For here, if you look closely, you will see string and wire of the barbed variety and then the notice atilt, as if struck by a passing minor earthquake.
And indeed that vision was increased anon but another notice that carefully entwined the use of capital letters in the mode of a person shouting along with a lower-case letter “g” appearing from time to time.
Typographically it gives a deep insight into the state of the person writing the note, although I am sure it was written with the best of intention.
We walked towards, and they came forth to greet us and jolly conversations followed. “Moo,” said they and “moo” responded I, and we seemed to get on awfully well. But then with some regret I bade my merry chums (for some I had come to think of them) a fond farewell and once more ventured forth.
And then, just when I was thinking of looking at my telephonic device to see how far we had walked, there, on the far horizon was indeed the church that was the main feature of part one of my epic journey.
And actually, on a more serious note, I would say that this picture really does capture what that village is about, nestling in the hollows away from the howling gales that I always associate with the 12th century.
I was indeed moved – and although that was mostly by the walker behind me not realising I had stopped for what us literary types like to call a “moment of emotional inspiration.” But it was nevertheless a moving moment.
We did indeed thereafter take a peek within the church, and even if no one else did I felt the contemporary note about the concern for the organist’s well-being touching.
Indeed it was a fine organ for a small village church, and I do hope it is played each Sunday, and those attending appreciate both the sums that must have been raised in the past and the dedication of a musician in keeping the tradition going.

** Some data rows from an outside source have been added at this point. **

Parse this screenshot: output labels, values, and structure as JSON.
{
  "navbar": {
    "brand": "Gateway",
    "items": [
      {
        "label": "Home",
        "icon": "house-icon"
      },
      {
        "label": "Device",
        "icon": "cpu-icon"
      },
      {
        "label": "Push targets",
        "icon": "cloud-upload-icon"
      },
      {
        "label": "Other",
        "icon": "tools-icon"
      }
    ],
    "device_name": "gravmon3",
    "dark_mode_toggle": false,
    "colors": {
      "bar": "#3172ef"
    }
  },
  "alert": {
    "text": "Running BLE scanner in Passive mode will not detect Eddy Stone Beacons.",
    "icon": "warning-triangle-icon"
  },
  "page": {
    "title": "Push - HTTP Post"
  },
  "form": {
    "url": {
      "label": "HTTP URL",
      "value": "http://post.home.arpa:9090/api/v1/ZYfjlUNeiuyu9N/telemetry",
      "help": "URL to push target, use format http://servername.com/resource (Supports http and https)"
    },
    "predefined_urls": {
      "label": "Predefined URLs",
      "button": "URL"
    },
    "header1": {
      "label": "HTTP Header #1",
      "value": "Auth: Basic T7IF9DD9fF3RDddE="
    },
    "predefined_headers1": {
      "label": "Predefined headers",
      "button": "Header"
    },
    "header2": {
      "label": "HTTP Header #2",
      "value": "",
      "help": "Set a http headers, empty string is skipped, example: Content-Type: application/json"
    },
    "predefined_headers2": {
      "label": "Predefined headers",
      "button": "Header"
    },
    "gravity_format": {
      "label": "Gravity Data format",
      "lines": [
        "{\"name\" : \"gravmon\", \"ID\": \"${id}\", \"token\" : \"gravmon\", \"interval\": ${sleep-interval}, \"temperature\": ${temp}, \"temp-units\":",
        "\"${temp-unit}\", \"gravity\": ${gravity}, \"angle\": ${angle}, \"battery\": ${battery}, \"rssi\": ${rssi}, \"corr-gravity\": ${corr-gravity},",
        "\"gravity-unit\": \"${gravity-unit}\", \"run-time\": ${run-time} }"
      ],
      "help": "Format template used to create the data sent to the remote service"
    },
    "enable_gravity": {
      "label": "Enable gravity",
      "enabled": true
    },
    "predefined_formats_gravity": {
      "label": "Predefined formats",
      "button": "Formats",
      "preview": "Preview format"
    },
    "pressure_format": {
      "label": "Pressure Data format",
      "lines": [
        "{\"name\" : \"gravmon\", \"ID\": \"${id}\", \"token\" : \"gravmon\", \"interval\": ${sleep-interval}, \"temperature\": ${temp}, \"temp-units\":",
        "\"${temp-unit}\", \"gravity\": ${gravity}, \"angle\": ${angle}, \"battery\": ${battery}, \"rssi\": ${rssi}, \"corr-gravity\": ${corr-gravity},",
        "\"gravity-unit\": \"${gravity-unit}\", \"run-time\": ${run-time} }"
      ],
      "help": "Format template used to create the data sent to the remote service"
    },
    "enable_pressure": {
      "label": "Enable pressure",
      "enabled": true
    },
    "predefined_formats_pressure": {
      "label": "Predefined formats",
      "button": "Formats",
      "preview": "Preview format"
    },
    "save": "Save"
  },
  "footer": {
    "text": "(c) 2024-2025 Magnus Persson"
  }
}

For although the village is listed in the Domesday Book it would be wrong to think all had been peace and quite here. Allow me to quote from the Leicestershire churches website, as a way of concluding:
“By the 13th century the Neville’s held the manor passing ownership to his son before he was hanged for theft in 1276. After his death the ‘justices of the Forest’ took the manor but Theobald de Neville successfully regained it and in 1305…”
You can read the rest for yourself if you are interested. But beware: They were indeed a pretty wild bunch in medieval days and those of a more retiring nature may find the tales of clerical fisticuffs somewhat disturbing.